La Dirección General de Salud Pública del Servicio Canario de la Salud (SCS) estudia un brote de sarampión notificado en Tenerife que, por ahora, afecta a cuatro personas, de las cuales una ha precisado de ingreso hospitalario. El caso índice se corresponde con un menor inglés que pasó sus vacaciones en la isla.

El brote se notificó desde el Reino Unido, pues se confirmó una vez el menor regresó a su país después de pasar unos días en Tenerife. Por su parte, los tres casos asociados a este inicial tuvieron algún tipo de contacto entre ellos y ninguna contaba con la vacuna contra el sarampión, pues no estaba indicada para sus edades, que están comprendidas entre los 45 y los 55 años, según ha informado la Consejería en una nota.

Desde que Salud Pública tuvo conocimiento de la sospecha de estos casos, se activaron los protocolos de valoración, seguimiento y control de los contactos para intentar controlar la propagación de la enfermedad. Por el momento, continúan los seguimientos oportunos de quienes han podido tener contacto con los casos confirmados.

Importancia de la vacunaciónDesde la Dirección General de Salud Pública se incide en la importancia de recibir las dos dosis de la vacuna contra el sarampión incluidas en el calendario vacunal para lograr la inmunización individual y evitar la transmisión de la enfermedad a personas que, por alguna circunstancia, no puedan recibir la vacuna. En esa línea, se recuerda que la vacuna es el medio "más seguro y eficaz" para evitar contraer y transmitir el sarampión.

Esta vacuna se administra en dos dosis, a los doce meses y a los tres años, y el 95 por ciento de la población canaria está correctamente vacunada en el primer año de vida. Desde la Dirección General de Salud Pública se recomienda, asimismo la vacunación de adolescentes, jóvenes y adultas nacidos a partir de 1978 que no hayan pasado la enfermedad y sin historia documentada de haber recibido dos dosis de la vacuna triple vírica.

Asimismo, el personal sanitario, en especial, por encontrarse en mayor riesgo de exposición a posibles casos incidentes y por representar una importante proporción de casos en los brotes notificados en España y otros países, debe asegurarse de que se encuentra correctamente inmunizado contra la enfermedad.
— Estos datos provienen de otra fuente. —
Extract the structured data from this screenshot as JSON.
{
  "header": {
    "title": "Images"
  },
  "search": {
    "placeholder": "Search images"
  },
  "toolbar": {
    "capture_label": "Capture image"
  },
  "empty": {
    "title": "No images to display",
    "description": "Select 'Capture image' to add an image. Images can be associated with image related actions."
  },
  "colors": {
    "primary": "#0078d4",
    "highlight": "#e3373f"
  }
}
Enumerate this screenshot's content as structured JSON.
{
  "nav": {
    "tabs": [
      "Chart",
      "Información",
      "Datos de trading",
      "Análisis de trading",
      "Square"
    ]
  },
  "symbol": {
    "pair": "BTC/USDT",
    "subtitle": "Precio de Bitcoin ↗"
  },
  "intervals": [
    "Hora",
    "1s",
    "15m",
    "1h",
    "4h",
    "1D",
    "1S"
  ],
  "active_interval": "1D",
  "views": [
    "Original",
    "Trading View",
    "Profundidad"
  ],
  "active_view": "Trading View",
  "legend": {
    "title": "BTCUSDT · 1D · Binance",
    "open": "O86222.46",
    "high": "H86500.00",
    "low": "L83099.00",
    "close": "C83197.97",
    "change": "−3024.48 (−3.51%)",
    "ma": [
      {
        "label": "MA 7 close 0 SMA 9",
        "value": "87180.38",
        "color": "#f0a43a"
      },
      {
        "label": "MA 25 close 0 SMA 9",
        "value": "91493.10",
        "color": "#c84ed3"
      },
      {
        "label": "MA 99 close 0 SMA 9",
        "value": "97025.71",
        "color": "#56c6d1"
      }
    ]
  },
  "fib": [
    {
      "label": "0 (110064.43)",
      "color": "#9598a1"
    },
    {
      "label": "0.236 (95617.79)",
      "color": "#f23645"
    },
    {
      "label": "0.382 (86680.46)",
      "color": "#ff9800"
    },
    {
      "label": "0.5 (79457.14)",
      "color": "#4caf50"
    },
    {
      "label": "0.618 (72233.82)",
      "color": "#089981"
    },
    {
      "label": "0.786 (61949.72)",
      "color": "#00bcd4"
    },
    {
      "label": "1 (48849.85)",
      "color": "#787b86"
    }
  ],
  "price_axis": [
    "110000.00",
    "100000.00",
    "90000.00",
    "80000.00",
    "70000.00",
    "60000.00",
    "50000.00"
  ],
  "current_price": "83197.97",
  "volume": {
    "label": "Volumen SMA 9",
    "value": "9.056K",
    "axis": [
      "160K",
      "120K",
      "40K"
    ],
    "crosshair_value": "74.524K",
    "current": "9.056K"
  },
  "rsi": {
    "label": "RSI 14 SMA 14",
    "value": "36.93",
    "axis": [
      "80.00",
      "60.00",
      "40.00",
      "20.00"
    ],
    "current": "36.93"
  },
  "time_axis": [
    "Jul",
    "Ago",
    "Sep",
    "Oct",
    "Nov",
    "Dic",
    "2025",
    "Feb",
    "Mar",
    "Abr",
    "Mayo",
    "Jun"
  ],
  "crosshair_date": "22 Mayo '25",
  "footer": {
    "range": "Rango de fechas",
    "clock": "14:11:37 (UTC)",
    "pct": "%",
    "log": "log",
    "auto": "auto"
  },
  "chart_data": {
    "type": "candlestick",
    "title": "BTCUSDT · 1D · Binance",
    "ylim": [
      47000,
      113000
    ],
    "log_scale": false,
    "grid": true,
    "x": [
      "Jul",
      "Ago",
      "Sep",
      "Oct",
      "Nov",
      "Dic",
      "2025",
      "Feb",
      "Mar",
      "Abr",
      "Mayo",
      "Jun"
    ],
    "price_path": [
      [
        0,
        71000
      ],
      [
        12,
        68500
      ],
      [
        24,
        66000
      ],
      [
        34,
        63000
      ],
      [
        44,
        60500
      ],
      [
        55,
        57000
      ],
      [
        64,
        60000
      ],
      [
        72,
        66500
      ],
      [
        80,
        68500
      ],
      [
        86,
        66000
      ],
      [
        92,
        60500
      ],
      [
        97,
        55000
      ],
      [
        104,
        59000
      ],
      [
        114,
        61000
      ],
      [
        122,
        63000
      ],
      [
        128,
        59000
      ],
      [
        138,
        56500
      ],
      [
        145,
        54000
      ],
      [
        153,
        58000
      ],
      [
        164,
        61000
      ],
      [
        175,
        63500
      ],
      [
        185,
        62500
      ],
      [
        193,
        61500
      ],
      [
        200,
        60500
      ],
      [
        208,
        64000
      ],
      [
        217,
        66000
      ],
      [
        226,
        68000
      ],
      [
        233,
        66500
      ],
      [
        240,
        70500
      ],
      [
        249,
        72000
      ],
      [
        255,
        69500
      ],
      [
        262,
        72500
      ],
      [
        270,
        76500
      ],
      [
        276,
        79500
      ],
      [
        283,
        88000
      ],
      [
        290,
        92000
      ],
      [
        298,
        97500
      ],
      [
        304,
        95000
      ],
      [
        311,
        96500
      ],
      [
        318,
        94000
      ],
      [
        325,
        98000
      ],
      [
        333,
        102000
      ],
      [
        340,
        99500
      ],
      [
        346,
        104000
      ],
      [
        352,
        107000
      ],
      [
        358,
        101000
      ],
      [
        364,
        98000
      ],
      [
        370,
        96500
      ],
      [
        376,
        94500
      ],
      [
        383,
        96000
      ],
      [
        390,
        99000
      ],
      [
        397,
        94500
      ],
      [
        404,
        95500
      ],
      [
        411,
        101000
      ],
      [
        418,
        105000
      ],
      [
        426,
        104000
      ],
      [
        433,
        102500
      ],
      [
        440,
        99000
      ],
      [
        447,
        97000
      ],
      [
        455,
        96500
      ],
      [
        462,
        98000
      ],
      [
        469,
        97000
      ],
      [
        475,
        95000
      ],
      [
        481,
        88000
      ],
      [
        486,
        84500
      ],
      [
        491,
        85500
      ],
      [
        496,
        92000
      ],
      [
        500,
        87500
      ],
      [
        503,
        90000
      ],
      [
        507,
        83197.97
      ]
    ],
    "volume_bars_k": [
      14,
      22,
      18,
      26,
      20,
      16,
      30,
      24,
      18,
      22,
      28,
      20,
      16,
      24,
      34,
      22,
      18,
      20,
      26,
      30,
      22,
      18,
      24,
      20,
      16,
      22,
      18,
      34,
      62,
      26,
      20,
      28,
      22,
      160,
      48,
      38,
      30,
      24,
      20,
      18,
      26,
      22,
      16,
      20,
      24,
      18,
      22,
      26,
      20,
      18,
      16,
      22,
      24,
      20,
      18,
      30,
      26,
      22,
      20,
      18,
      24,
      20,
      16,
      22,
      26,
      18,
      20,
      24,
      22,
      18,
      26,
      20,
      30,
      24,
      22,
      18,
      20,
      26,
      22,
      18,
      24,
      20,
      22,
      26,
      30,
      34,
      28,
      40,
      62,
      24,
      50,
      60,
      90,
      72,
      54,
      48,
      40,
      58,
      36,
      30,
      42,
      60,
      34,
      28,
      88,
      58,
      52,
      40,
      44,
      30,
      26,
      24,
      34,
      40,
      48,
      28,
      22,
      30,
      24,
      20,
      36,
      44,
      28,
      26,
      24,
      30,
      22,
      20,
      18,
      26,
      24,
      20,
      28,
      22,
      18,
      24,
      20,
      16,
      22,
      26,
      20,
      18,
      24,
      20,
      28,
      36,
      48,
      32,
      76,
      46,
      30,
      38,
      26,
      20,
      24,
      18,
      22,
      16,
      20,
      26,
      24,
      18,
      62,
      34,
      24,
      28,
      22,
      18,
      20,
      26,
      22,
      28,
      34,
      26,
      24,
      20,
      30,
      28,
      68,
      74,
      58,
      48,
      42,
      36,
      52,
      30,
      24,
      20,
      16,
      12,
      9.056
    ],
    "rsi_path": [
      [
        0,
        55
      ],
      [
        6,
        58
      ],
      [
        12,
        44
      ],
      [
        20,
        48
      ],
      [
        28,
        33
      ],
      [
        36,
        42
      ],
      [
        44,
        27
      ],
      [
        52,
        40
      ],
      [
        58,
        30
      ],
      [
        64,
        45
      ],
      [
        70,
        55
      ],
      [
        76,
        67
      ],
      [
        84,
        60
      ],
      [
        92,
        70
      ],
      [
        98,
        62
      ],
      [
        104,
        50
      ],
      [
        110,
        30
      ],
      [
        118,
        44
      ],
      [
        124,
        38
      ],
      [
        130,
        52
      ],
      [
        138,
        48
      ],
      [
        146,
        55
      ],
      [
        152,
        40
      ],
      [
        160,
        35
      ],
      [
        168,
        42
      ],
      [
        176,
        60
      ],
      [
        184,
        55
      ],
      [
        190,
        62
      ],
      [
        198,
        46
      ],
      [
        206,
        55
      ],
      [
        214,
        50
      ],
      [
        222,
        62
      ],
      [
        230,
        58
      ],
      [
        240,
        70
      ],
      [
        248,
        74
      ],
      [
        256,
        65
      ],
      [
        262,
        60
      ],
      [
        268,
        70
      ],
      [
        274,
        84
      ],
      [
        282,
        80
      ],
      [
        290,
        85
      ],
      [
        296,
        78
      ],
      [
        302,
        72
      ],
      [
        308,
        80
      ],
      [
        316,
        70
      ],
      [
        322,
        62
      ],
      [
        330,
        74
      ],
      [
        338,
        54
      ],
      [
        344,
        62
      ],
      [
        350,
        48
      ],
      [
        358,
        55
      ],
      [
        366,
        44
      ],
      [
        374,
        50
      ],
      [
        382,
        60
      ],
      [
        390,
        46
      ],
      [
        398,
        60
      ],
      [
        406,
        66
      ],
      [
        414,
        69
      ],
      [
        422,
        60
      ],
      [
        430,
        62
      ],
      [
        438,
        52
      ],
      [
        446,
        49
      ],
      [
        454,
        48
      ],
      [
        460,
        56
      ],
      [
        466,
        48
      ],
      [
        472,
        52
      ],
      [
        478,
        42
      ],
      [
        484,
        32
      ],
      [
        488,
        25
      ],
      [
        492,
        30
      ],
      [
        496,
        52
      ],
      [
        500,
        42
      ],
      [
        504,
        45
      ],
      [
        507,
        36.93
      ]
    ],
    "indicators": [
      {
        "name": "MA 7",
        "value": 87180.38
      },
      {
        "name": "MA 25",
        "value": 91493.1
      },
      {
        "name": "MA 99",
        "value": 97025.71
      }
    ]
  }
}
Síntomas y transmisibilidadEl sarampión es una enfermedad febril exantemática que comienza, luego de un periodo de 10-14 días de incubación, con fiebre, congestión nasal, tos, en ocasiones precedida de la aparición de pequeñas manchas rojizas con el centro blanquecino en la mucosa oral (cara interna de las mejillas).

El exantema, que aparece entre el tercer y el séptimo día luego de el inicio de síntomas, empieza en la cara y se extiende por todo el cuerpo. El virus del sarampión -morbilivirus- es muy contagioso y se transmite por el aire a través de gotitas expulsadas o suspendidas hasta dos horas después de expulsadas o por contacto directo con las secreciones nasales o faríngeas de personas infectadas.

Es una enfermedad en general benigna aunque puede cursar con complicaciones como neumonía, otitis, laringotraqueitis y diarrea. Raramente puede producir encefalitis o muerte (especialmente en la infancia).El periodo de transmisibilidad de una persona con sarampión, en el que puede ser contagiosa, va desde cuatro días antes de la aparición del sarpullido (exantema) hasta cuadro días después de su desaparición.

Durante este tiempo es fundamental evitar el contacto con personas no inmunizadas. No se ha demostrado que el virus contenido en la vacuna sea transmisible.

PrevenciónLa prevención de la diseminación del sarampión también depende de la rápida vacunación de los contactos susceptibles. La vacunación dentro de las 72 horas siguientes a la exposición puede evitar la enfermedad o mitigar su gravedad.

En el transcurso de un brote los contactos susceptibles que no se vacunen, bien por que existan contraindicaciones para la vacuna o por otros motivos, se recomienda que siempre que sea posible sean excluidos del entorno donde tuvo lugar el caso hasta pasados dieciocho días después del inicio del exantema del último caso del brote. En los últimos años, precisa Salud Pública, se observa un aumento en la incidencia en diferentes países donde anteriormente se había eliminado esta enfermedad (por ejemplo, Reino Unido), como consecuencia de la pérdida de la confianza en las vacunas por parte de la población.

De este modo, si las coberturas vacunales descienden, el sarampión puede reaparecer y transmitirse rápidamente, causando brotes que pueden culminar en ingresos hospitalarios y fallecimientos incluso en países desarrollados, como se ha demostrado en un brote epidémico en el estado de Texas (Estados Unidos), donde se registró el fallecimiento de un niño no vacunado por esta enfermedad fácilmente prevenible.